Make a Prediction. If we plotted the total nitrogen values (for the entire nation) on the x-axis, and the benthic macroinvertebrate index values on the y-axis, what do you think the graph would look like? Why?
Using actual WSA data, create a scatter plot of MMI vs. NTL and MMI vs. PTL, with a trend line for each region. Does the direction of the relationship between nutrient concentrations and MMI match your predictions? How does it appear that the macroinvertebrate community changes at low and high levels of total nitrogen and phosphorus?
Besides considering the direction of the relationship, we can also consider how closely connected the two variables are. Another value, R2, can tell you how well the trend line fits the data (how strong is the relationship between the x and y variables). Display the R2 on each chart and past them here.

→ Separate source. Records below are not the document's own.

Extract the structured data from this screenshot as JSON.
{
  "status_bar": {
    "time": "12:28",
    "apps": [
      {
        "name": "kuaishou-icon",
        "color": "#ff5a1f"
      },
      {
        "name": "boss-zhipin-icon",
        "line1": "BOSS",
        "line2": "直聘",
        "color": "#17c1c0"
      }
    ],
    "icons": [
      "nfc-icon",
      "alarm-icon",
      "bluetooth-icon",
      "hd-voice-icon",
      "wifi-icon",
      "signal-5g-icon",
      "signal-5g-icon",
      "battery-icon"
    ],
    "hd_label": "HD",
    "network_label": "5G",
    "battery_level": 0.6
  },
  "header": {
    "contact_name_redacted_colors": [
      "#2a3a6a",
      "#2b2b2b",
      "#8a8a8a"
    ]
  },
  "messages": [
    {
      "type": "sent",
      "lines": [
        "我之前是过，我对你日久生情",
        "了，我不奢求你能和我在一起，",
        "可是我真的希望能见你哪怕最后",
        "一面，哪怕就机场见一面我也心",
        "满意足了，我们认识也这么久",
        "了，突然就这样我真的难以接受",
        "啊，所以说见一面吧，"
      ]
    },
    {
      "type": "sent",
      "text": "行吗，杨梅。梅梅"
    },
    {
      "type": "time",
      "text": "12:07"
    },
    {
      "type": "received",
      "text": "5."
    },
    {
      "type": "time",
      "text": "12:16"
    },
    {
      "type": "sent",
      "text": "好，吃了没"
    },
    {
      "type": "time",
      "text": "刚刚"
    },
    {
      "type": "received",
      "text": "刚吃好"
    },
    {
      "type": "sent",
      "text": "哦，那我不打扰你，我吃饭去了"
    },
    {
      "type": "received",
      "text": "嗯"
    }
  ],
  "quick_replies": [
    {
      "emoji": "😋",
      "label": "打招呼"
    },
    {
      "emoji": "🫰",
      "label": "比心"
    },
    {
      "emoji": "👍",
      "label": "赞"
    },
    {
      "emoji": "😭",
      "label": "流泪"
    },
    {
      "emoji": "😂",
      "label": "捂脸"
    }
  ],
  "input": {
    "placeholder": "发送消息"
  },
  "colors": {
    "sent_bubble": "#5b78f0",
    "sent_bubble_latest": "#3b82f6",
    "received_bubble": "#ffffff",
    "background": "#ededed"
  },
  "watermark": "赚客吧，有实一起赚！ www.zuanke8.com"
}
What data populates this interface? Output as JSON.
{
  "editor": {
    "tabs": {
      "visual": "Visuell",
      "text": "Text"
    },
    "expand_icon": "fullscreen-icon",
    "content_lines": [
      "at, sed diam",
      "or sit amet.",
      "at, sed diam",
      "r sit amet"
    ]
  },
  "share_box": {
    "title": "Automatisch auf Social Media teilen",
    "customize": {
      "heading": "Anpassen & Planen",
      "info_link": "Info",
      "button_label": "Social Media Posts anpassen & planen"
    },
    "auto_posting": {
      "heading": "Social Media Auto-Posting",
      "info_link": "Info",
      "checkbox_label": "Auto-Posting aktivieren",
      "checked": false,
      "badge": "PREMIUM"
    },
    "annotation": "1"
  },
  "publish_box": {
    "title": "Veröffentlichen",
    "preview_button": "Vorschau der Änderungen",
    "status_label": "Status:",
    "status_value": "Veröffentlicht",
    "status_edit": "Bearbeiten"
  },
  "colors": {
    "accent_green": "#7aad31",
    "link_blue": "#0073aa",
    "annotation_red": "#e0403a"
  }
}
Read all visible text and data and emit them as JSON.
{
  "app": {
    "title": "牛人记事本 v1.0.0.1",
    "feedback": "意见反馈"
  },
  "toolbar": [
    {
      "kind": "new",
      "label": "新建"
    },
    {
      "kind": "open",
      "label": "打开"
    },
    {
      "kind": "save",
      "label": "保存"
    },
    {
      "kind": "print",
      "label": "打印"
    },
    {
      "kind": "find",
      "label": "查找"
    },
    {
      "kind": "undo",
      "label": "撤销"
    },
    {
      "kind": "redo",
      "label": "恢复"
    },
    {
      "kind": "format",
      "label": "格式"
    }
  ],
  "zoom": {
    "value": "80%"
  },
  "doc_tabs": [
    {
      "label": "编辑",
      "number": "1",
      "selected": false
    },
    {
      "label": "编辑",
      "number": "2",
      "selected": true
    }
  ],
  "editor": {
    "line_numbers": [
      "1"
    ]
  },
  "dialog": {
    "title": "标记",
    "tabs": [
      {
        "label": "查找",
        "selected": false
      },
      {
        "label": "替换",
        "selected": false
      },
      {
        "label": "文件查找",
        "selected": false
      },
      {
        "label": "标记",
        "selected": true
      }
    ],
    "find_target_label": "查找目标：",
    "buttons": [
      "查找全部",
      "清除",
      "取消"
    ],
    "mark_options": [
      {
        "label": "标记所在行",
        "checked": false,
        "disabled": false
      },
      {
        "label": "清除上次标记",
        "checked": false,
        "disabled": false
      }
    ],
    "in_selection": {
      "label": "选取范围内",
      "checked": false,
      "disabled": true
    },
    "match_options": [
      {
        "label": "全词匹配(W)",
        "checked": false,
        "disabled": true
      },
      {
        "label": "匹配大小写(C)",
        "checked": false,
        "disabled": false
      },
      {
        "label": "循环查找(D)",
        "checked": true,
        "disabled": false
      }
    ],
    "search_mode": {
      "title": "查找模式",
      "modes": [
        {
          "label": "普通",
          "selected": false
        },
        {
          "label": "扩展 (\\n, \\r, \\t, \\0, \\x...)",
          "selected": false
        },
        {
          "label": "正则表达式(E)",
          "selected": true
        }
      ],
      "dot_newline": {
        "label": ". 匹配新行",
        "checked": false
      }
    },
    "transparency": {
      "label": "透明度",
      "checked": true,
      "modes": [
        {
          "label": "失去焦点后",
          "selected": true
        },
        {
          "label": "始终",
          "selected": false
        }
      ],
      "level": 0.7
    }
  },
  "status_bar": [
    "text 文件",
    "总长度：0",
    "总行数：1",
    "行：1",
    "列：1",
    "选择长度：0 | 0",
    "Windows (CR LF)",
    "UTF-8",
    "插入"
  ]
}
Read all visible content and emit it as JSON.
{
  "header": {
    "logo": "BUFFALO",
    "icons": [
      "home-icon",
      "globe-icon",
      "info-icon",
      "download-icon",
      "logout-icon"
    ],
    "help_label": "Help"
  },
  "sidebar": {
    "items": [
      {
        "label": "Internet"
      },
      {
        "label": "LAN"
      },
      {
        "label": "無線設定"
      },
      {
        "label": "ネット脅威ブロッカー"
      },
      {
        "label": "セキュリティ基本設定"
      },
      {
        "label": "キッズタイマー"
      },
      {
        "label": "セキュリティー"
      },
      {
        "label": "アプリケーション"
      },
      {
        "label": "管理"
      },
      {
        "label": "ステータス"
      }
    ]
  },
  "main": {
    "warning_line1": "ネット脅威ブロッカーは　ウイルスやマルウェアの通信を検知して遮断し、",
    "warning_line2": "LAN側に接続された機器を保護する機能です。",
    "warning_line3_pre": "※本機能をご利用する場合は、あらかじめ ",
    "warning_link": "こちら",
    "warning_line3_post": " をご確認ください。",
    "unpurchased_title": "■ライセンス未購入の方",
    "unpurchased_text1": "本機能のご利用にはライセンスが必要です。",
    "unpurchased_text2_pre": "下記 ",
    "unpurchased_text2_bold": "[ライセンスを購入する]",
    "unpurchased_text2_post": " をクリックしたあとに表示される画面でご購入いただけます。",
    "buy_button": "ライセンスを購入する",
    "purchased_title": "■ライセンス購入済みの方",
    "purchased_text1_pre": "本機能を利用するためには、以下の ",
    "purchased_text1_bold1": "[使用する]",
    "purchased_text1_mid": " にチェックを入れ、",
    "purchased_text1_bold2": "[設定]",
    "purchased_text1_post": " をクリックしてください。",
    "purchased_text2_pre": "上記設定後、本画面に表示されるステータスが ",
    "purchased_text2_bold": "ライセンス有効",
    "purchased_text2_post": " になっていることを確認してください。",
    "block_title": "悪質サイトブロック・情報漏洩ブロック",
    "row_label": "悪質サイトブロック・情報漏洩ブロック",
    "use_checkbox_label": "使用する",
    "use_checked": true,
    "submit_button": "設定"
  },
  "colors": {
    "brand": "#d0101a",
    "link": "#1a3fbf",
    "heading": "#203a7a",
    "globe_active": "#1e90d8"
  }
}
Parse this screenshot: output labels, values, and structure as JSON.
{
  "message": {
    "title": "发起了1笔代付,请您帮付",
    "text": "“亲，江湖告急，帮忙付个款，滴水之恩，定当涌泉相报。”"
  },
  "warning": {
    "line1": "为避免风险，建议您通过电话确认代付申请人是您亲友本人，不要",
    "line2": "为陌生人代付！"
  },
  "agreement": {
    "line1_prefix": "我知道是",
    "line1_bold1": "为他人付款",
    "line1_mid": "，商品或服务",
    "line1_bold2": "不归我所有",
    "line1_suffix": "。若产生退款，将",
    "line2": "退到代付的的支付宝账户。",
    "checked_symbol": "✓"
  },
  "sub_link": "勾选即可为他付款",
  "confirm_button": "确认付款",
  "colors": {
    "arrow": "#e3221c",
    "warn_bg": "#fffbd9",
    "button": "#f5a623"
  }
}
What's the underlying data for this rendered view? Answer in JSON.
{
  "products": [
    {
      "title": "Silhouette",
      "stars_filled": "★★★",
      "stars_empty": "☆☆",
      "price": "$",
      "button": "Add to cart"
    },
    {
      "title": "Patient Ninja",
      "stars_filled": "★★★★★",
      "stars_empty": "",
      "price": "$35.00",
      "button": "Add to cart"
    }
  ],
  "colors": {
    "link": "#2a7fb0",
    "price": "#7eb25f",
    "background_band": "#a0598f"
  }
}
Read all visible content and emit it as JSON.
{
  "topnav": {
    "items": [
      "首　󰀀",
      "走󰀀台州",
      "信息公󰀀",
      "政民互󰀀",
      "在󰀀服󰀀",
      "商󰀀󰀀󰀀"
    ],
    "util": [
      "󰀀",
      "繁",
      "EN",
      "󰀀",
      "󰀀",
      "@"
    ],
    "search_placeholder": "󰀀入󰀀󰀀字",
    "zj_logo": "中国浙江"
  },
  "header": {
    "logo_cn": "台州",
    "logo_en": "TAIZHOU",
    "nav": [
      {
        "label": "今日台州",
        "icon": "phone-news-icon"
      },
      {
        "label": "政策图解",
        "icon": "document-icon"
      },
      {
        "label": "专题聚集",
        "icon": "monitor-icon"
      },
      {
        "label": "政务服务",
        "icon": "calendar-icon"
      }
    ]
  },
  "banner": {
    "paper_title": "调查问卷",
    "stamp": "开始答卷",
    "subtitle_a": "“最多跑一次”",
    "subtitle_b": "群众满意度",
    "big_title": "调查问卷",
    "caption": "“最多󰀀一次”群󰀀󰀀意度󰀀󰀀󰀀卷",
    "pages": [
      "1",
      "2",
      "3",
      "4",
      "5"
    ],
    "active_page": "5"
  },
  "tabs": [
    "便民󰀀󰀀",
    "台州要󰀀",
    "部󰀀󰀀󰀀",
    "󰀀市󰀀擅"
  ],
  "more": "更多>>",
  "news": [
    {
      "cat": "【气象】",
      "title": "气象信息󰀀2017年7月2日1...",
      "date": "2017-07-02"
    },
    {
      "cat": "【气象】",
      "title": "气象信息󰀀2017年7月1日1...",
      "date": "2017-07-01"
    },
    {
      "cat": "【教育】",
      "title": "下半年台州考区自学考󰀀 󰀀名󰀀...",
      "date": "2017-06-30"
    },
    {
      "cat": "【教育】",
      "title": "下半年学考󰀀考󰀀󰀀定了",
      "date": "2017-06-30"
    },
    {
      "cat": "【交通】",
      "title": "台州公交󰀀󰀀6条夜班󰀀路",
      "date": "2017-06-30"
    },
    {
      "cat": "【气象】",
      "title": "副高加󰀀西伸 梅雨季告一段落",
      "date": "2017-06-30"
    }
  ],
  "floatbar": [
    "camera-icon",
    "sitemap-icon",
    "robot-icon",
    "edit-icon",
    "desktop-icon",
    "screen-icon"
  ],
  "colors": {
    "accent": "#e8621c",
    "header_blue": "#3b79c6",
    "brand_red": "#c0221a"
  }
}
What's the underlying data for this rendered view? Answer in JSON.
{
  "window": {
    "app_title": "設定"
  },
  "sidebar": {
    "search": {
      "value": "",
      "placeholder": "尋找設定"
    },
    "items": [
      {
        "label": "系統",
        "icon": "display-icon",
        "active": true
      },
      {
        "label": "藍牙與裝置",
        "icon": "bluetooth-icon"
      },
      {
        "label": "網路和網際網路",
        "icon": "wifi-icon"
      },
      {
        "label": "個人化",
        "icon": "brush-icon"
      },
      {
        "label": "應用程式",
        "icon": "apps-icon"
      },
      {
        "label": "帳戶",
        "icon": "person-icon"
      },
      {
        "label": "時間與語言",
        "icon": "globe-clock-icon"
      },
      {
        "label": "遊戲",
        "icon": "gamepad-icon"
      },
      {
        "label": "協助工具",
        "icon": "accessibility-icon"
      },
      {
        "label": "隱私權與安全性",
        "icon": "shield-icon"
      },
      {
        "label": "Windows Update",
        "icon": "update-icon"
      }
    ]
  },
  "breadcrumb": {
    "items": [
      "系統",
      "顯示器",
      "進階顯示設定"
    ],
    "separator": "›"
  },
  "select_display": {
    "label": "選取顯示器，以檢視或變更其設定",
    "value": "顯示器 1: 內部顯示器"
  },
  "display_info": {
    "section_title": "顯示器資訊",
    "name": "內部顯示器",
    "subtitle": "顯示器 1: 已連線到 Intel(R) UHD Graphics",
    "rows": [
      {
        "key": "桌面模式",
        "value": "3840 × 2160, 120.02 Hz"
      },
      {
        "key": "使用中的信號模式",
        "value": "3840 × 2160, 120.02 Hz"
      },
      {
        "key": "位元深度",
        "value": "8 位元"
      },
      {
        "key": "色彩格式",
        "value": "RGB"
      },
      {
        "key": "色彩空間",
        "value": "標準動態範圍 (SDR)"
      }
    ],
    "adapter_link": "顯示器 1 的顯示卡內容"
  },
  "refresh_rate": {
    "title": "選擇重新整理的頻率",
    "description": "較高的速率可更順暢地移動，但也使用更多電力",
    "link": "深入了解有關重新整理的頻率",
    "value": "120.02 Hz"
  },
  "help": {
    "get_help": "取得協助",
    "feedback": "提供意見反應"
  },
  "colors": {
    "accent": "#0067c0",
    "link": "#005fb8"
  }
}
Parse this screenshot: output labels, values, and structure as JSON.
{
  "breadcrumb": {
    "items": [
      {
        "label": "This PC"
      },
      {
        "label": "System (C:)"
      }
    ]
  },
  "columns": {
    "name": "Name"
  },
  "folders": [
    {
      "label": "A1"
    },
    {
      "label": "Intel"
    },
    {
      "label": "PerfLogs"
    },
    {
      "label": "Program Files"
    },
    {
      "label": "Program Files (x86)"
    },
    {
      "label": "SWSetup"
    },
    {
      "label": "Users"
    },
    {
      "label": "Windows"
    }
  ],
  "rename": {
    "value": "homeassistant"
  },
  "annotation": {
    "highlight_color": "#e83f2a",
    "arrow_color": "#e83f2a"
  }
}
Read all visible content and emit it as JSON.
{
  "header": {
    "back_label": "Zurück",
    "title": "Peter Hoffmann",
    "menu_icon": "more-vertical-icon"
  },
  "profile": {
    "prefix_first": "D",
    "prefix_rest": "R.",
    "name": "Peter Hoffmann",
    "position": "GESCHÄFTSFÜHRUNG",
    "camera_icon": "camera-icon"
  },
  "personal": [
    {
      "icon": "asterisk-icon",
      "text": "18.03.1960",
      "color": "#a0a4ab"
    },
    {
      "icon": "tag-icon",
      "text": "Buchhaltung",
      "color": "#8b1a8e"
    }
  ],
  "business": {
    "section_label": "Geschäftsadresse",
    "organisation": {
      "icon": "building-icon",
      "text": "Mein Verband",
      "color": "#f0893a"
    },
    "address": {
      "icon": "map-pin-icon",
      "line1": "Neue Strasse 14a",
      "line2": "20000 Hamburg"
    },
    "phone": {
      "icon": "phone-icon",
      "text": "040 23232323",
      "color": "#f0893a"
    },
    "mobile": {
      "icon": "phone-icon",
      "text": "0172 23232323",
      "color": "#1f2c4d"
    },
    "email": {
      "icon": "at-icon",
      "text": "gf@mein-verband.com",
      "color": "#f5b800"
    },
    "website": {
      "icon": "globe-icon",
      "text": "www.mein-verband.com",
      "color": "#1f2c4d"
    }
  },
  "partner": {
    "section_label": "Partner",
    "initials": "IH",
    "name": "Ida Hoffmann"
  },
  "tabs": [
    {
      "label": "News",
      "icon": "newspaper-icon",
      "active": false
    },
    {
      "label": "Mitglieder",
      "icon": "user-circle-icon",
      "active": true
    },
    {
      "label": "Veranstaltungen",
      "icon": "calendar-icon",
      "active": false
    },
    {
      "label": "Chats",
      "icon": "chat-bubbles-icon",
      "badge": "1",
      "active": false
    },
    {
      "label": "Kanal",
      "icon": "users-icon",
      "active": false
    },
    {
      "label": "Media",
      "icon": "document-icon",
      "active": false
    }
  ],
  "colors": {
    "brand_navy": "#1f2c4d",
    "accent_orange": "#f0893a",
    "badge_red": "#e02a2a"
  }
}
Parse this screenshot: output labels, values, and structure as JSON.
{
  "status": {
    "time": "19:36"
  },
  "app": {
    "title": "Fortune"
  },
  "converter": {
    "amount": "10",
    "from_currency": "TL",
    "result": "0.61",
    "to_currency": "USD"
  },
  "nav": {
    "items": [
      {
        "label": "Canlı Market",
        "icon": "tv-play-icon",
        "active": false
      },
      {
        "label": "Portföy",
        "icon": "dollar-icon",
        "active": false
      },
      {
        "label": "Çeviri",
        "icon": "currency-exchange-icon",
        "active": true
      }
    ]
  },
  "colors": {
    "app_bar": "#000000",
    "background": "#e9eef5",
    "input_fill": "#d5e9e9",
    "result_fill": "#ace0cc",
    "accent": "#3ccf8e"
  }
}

Because the nitrogen data have such a wide range of values (over three orders of magnitude) and many data points are clustered at one end, we may want to use the logarithm (log) of the nitrogen data to plot on the x-axis instead. Transforming the data this way reduces the right-skew of the data. Create this plot with MMI on the y-axis and Log NTL on the x-axis for each region and add a trend line.
Comment on the results. Explain why the numbers on the x-axis changed as they did – please give a sample calculation. How did the log transformation change the distribution of the points and the fit of the trend line (the R2 value)? Would you also perform this operation on the total phosphorus data? Why or why not?
Given your results, how would you advise natural resource managers to prioritize stream protection and restoration? What other studies would you need to help your decision? This question is much smaller but similar to the grant proposal you will be producing for class!
How do the values you calculated for your regions compare to EPA’s recommendations for various ecosystem types, or ecoregions, within these two regions? Note you’ll have to combine information from multiple ecoregions in considering levels for each EPA region.